History | Log In     View a printable version of the current page.  
Issue Details (XML | Word | Printable)

Key: CACHE-217
Type: Improvement Improvement
Status: Closed Closed
Resolution: Fixed
Priority: Minor Minor
Assignee: Lars Torunski
Reporter: Christoph Kutzinski
Votes: 0
Watchers: 2
Operations

If you were logged in you would be able to see more operations.
OSCache

Avoid DiskPersistenceListener deadlocks if process has no rights to delete cache file

Created: 23/Nov/05 04:29 AM   Updated: 21/Jan/07 01:55 PM
Component/s: Listeners
Affects Version/s: 2.1.1
Fix Version/s: 2.3

File Attachments: 1. Text File stack.txt (63 kb)

Environment: Solaris 9, Sun JDK 1.5.0_05 (but should apply to any platform)


 Description  « Hide
We ran our application (Tomcat webapp) by mistake as root. When we restarted tomcat with the normal restricted user, we observed that it was total unresponsive and completely occupied one out of two CPUs.
Another restart didn't help as well, same behaviour.

After examing the stack trace I concluded that OSCache was hanging in AbstractConcurrentReadCache.persistStoreGroup() because of mssing write rights -
the cache files were created in the previous run with root as the owner.
After changing the cache files owner and restarting Tomcat it worked well.

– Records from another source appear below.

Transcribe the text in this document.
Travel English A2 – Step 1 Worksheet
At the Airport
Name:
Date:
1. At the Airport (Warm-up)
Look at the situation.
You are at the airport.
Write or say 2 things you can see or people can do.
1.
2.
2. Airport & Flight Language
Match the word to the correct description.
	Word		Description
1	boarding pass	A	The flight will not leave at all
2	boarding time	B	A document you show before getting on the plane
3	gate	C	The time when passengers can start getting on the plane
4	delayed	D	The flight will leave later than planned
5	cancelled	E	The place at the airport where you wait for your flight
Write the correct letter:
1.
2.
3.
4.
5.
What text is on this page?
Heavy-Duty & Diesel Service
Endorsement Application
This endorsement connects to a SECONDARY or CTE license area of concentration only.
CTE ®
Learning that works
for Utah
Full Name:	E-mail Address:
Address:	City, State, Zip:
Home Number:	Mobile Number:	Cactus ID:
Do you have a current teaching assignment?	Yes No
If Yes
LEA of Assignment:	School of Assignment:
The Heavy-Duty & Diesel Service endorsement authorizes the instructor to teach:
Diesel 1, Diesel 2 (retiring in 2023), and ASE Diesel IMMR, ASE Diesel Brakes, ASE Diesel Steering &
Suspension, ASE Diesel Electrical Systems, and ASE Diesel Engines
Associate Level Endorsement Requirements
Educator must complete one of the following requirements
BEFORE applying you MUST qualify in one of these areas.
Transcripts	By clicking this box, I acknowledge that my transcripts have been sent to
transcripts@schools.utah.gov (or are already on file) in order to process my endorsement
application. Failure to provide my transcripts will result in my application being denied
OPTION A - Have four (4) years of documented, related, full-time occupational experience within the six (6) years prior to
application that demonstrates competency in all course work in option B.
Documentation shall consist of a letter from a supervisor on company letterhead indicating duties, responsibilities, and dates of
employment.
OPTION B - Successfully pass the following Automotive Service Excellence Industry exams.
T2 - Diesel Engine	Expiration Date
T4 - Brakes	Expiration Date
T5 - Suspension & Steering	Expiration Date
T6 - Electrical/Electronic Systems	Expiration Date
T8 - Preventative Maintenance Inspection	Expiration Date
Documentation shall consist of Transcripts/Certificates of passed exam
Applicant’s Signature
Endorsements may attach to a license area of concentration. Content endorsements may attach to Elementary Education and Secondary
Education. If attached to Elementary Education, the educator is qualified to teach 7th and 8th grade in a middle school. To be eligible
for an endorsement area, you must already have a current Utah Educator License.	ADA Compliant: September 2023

I think OSCache should fail fast in such a scenario instead of blocking forever. I.e. the while (groupFile.exists() && !groupFile.delete()) {} loop in AbstractDiskPersistenceListener.store() should be changed.
As a suggestion, I've changed it to the following, but haven't tested it yet:

int count = 0;
while (file.exists() && !file.delete() && count < 3) {
    count++;
     try {
        Thread.sleep(100);
       } catch (InterruptedException ignore) {}
}

 All   Comments   Change History      Sort Order:
Christoph Kutzinski - [23/Nov/05 04:34 AM ]
This is the stacktrace I took.
 IMO this part is the problem:

"Thread t@60: (state = IN_NATIVE)
 - java.io.UnixFileSystem.getBooleanAttributes0(java.io.File) @bci=0 (Compiled frame; information may be imprecise)
 - java.io.UnixFileSystem.getBooleanAttributes(java.io.File) @bci=2, line=228 (Compiled frame)
 - com.opensymphony.oscache.base.algorithm.AbstractConcurrentReadCache.persistStoreGroup(java.lang.String, java.util.Set) @bci=80, line=1136 (Interpreted frame)
 - com.opensymphony.oscache.base.algorithm.AbstractConcurrentReadCache.addGroupMappings(java.lang.String, java.util.Set, boolean, boolean) @bci=142, line=1532 (Interpreted frame)"

All other calls to AbstractConcurrentReadCache.put are blocked, because thread 60 is still in the synchronized(this) block in AbstractConcurrentReadCache.put

Note: I think the stack trace reported by jstack for thread 60 isn't complete, as it must be in AbstractDiskPersistenceListener.storeGroup. There is no file operation in AbstractConcurrentReadCache.persistStoreGroup.


Lars Torunski - [24/Nov/05 12:44 AM ]
How should OSCache react if the file can't be updated? The old and stale content is still available.

Christoph Kutzinski - [24/Nov/05 02:41 AM ]
OSCache should throw an exception that the file cannot be written. That's what happens if you change the loop as I suggested.
This is clearly a fatal error as OSCache can do nothing to resume normal operation. Therefore OSCache should throw an exception, the application should catch the exception, recognize that the cache content cannot be retrieved and handle this appropriately (server newly generated content, break with fatal error, ...)

IMO nearly any other behaviour is better than deadlocking the complete cache. Because with a deadlock you can only find out by taking stacktraces (or something like that) what is wrong. If you fail fast you have at least the Exception - which will hopefully be logged :-) - and can probably deduce from that the write permissions are not sufficient.